Prenant le contre-pied du Conseil des Etats, la commission du national propose à son conseil, par 15 voix contre 7 et une abstention, de ne pas donner suite à l'initiative du canton d'Argovie (99.301) concernant l'aménagement de lieux d'hébergement collectifs fermés et centraux pour les requérants d'asile délinquants et récalcitrants titulaires d'une autorisation provisoire de séjour ou pour les personnes qui ne détiennent aucune autorisation. Il est demandé aussi que les motifs justifiant une détention soient complétés pour garantir l'exécution d'une expulsion, que la surveillance des frontières nationales soit renforcée - si nécessaire par l'engagement d'unités de l'armée - et que les documents de voyage soient obtenus par la Confédération.
La majorité de la commission est d'avis que les mesures proposées ne permettront pas de résoudre les problèmes d'exécution à plus long terme. La commission a pris connaissance des mesures mises en place par le Conseil fédéral pour améliorer l'exécution (p.ex. le soutien des cantons dans l'obtention des documents de voyage). Le sujet principal de l'initiative - la création de lieux d'hébergement collectifs centraux et fermés - a été controversé. La majorité de la commission rejette cette idée en faisant valoir l'incompatibilité de ces mesures avec la Convention européenne des droits de l'homme (CEDH). Aux yeux de la commission, la création de ce genre de lieux d'hébergement est comparable à la réintroduction de l'internement, une mesure supprimée en 1994 par ce qu'elle n'était pas conforme à la convention. En se prévalant des mêmes arguments, la commission rejette, par 17 voix contre 3 et 3 abstentions, la transmission d'une motion du Conseil des Etats (99.3289 Lorétan Willy. Internement d'étrangers qui n'ont pas obtenu l'autorisation de séjour en Suisse).
La commission a également rejeté, par 15 voix contre 8, l'idée de déposer une motion de la commission qui aurait pour objet de prolonger la détention aux fins d'expulsion.
La minorité de la commission est préoccupée par les abus qui sont commis dans le domaine de l'asile et soutient donc l'initiative cantonale quant à son principe, spécialement l'exigence selon laquelle des mesures doivent être prises à l'encontre des personnes récalcitrantes et délinquantes. La minorité est d'avis qu'il doit être possible d'élaborer un texte sur ce sujet qui soit compatible avec la Convention européenne des droits de l'homme.

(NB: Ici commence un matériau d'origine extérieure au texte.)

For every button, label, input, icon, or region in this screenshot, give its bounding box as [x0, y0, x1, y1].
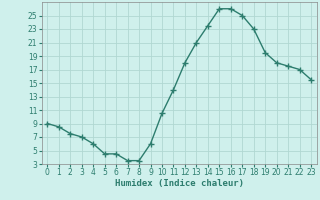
X-axis label: Humidex (Indice chaleur): Humidex (Indice chaleur) [115, 179, 244, 188]
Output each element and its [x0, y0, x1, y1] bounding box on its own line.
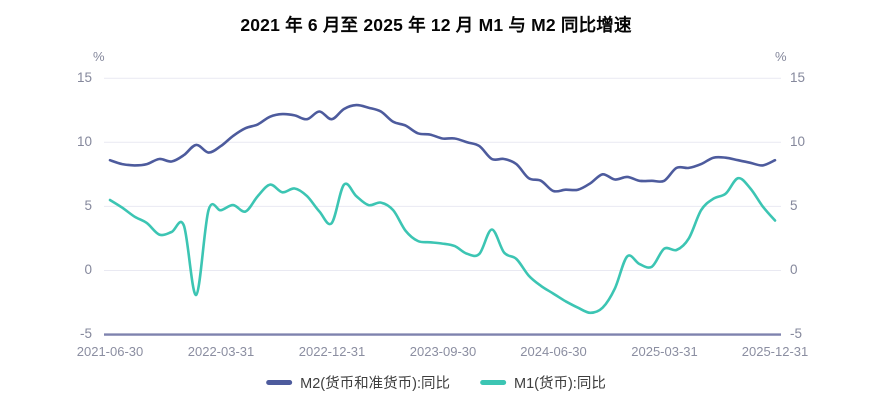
x-tick-label: 2022-03-31: [187, 344, 255, 359]
y-tick-label-left: 10: [76, 134, 92, 149]
x-tick-label: 2024-06-30: [520, 344, 587, 359]
y-tick-label-left: 0: [84, 262, 92, 277]
x-tick-label: 2025-12-31: [741, 344, 809, 359]
right-axis-unit: %: [775, 49, 787, 64]
m1-legend-marker: [479, 380, 506, 385]
m1-legend-label: M1(货币):同比: [513, 376, 606, 392]
y-tick-label-left: 5: [84, 198, 92, 213]
y-tick-label-right: 10: [790, 134, 806, 149]
x-tick-label: 2023-09-30: [409, 344, 477, 359]
x-tick-label: 2022-12-31: [298, 344, 366, 359]
y-tick-label-right: 15: [790, 70, 806, 85]
left-axis-unit: %: [93, 49, 105, 64]
y-tick-label-right: 5: [790, 198, 798, 213]
legend-item-m1[interactable]: M1(货币):同比: [479, 372, 606, 393]
m2-legend-label: M2(货币和准货币):同比: [300, 376, 450, 392]
x-tick-label: 2025-03-31: [631, 344, 698, 359]
chart-legend: M2(货币和准货币):同比 M1(货币):同比: [266, 372, 606, 393]
y-tick-label-right: 0: [790, 262, 798, 277]
m2-line: [108, 103, 777, 193]
y-tick-label-left: -5: [79, 326, 92, 341]
legend-item-m2[interactable]: M2(货币和准货币):同比: [266, 372, 450, 393]
chart-title: 2021 年 6 月至 2025 年 12 月 M1 与 M2 同比增速: [240, 15, 632, 35]
x-tick-label: 2021-06-30: [76, 344, 144, 359]
m1-line: [108, 176, 777, 315]
y-tick-label-left: 15: [76, 70, 92, 85]
m2-legend-marker: [266, 380, 293, 385]
y-tick-label-right: -5: [790, 326, 803, 341]
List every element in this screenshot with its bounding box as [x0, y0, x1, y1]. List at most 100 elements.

En ce qui concerne l'initiative parlementaire du Groupe écologiste intitulée "Moins de cantons pour plus de démocratie" (99.447), la CIP la rejette par 12 voix contre 6, et 3 abstentions, et propose donc au Conseil de ne pas y donner suite. Rappelons que cette initiative vise à faire en sorte que la Confédération encourage les regroupements territoriaux en vue de réduire le nombre des cantons à six au minimum, et douze au maximum.
La CIP considère que ce n'est pas à la Confédération d'encourager les fusions entre les cantons. D'une part, en effet, un projet visant à modifier la structure fédéraliste actuelle de la Suisse ne peut qu'émaner des cantons eux-mêmes, et ne saurait en aucun cas être imposé d'"en haut". D'autre part, et contrairement à ce qu'affirment les auteurs de l'initiative, un regroupement entre cantons ne se traduirait pas forcément par plus de démocratie: plus, en effet, une collectivité est importante, et plus la distance entre autorités et citoyens augmente, et moins ces derniers peuvent faire entendre leur voix pour infléchir les choix politiques qui les concernent. Enfin, il ne saurait y avoir de fusion de cantons sur le modèle d'une fusion d'entreprises: chaque canton possède son histoire et son identité propres, chères au cur de la plupart de ses citoyens.
Une minorité souhaite profiter de cette initiative pour mettre à l'ordre du jour la question de la régionalisation. Elle invoque la charge financière et les doublons liés à l'atomisation du pouvoir sur 26 Etats différents, qui finalement conduisent à des solutions prises à l'échelon fédéral ou intercantonal. Le regroupement des cantons en régions permettrait de renforcer le fédéralisme: inversement, la collaboration entre les cantons n'a guère d'assise démocratique, dans la mesure où les concordats sont négociés par les gouvernements, sans que parlements ou citoyens y soient associés comme ils le devraient.
Le commission a tenu sa séance les 29 et 30 juin 2000 sous la présidence du conseiller national Charles-Albert Antille (PRD/VS), vice-président de la commission.